Data science and the service standards #

Although all of these standards are relevant to data science teams I will now outline those that are most relevant within data science and briefly talk about their importance

Make the service simple to use #

// TODO

Team with multidisciplinary skills and perspectives #

The digital, data, and technology provides an outline of the types of roles present within an effective digital/ data/ technology team, which comprise:

Data job family
IT operations job family
Product and delivery job family
Quality assurance testing (QAT) job family
Technical job family
User-centred design job family

All of these roles are relevant to an effective data science offering in the NHS, although depending on the size of the team and the project it may be that they interact with other teams to access some of these skills (for example, in the technical job family, which includes DevOps, or in the IT job family, which includes service desk operatives).

Following is an outline of the types of skills one would expect to find within a data science team. From the data job family data engineer and data scientist are the key roles. An effective data science team would ordinarily be expected to include individuals with skills in these areas. The other skillsets in this family are data analyst and performance analyst.
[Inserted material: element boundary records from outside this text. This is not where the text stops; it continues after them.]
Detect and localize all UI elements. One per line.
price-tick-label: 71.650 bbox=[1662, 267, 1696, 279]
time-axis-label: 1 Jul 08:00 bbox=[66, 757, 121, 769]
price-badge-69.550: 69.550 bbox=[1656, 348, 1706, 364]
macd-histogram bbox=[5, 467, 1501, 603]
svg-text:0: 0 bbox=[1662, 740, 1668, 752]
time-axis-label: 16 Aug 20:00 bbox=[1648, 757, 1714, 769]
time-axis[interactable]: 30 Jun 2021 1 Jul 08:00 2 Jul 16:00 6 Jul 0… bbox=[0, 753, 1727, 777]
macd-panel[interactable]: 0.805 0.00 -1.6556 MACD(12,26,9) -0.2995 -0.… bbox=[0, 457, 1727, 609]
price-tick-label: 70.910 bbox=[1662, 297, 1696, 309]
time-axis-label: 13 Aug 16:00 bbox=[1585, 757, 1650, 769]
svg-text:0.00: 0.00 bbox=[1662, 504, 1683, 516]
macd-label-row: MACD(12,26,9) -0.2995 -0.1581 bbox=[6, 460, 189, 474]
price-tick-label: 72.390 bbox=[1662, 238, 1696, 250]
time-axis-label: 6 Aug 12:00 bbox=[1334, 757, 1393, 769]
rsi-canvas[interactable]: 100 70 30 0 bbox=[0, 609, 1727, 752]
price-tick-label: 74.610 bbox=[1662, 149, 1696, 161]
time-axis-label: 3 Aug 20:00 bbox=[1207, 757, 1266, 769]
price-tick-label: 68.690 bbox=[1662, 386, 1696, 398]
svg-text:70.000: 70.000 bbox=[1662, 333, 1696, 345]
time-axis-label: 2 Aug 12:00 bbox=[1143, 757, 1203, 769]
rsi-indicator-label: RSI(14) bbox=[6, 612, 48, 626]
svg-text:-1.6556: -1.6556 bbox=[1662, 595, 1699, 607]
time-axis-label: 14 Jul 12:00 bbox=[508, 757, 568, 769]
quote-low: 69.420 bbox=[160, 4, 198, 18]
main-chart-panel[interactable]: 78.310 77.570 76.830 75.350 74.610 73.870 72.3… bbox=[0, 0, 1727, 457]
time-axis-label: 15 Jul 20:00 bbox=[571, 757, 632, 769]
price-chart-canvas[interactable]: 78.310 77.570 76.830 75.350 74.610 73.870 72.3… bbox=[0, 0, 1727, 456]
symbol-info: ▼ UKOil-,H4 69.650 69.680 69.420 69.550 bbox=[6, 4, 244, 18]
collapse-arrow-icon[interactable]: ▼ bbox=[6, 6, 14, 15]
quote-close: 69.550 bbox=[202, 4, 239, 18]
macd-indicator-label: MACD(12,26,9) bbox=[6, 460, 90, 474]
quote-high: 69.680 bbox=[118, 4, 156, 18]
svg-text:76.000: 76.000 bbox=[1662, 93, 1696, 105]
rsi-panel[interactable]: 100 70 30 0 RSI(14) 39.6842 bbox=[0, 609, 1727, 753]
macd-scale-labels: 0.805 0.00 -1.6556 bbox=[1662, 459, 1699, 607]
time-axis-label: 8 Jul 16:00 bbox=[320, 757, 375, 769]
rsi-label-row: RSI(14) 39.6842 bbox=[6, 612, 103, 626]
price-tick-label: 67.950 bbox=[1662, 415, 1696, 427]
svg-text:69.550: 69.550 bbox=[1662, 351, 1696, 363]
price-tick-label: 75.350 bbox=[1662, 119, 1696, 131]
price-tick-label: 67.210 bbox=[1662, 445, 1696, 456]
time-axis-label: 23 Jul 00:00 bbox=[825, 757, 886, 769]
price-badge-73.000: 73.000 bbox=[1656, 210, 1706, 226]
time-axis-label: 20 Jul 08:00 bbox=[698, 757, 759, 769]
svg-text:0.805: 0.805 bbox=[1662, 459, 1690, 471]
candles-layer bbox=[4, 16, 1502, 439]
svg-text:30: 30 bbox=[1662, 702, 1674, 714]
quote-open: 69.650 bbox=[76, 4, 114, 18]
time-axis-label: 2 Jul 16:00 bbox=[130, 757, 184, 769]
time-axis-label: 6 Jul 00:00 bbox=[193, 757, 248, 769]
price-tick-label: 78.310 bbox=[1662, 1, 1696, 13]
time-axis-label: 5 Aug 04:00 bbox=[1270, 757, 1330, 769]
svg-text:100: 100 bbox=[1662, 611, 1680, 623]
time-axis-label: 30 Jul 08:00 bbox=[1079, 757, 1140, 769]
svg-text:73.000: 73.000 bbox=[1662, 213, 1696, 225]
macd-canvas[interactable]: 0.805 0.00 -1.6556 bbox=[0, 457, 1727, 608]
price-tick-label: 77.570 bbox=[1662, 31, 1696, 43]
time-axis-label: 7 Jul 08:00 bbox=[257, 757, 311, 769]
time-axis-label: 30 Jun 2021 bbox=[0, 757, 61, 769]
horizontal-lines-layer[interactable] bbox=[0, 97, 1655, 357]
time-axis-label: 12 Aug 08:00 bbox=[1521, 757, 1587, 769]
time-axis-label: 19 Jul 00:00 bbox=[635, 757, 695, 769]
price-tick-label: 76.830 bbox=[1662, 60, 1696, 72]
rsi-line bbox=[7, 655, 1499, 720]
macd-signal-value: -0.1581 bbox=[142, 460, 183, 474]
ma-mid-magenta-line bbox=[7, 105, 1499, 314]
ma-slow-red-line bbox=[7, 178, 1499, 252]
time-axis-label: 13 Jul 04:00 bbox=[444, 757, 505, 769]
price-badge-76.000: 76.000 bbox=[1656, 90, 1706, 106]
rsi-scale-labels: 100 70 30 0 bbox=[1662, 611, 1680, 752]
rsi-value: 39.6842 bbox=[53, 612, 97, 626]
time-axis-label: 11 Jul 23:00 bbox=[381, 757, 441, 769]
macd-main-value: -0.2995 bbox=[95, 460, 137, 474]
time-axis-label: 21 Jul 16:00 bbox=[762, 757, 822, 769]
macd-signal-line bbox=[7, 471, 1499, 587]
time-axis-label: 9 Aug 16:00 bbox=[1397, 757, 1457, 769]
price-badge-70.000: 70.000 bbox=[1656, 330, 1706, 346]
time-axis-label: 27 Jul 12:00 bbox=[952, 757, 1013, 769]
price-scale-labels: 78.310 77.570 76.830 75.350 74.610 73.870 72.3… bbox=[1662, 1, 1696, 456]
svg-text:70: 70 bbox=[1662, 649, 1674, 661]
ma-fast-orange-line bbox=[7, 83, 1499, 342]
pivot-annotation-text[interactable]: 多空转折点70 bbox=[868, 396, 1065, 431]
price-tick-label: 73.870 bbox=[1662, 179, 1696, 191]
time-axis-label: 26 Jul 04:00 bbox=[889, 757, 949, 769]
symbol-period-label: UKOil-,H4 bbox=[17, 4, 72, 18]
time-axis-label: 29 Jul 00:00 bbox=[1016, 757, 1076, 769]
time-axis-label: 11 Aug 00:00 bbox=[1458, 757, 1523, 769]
Data analysts and analysts are an important adjunct to an effective data science team but will not necessarily be part of the team itself.

Data analysts:

“apply tools and techniques for data analysis and data visualisation (including the use of business information tools)
identify, collect and migrate data to and from a range of systems
manage, clean, abstract and aggregate data alongside a range of analytical studies on that data
manipulate and link different data sets
summarise and present data and conclusions in the most appropriate format for users”

Performance analysts:

…develop performance measurement frameworks - key performance indicators (KPIs), goals, user needs and benefits - and analyse the performance of a service or product against these, adapting your approach and framework appropriately and in line with any changes

The synergy with these roles and those of an effective data science team should be clear. Data and performance analysts take metrics and methodologies that have been developed and productionised by the data science team (as well as preexisting data reports) and deliver them across the organisation

They make use of dashboards, regular and ad hoc reports and ensure that these measures are used and understood throughout the organisation. For the purposes of this discussion it is enough to say that the difference between the two roles is one of emphasis- with data analysts focused on bringing stakeholders new information and insight from across the organisation and performance analysts on ensuring that performance targets are met and liaising with teams and senior managers when they find that performance is not being met in a particular area. For a fuller discussion of these roles see this discussion of the data job family.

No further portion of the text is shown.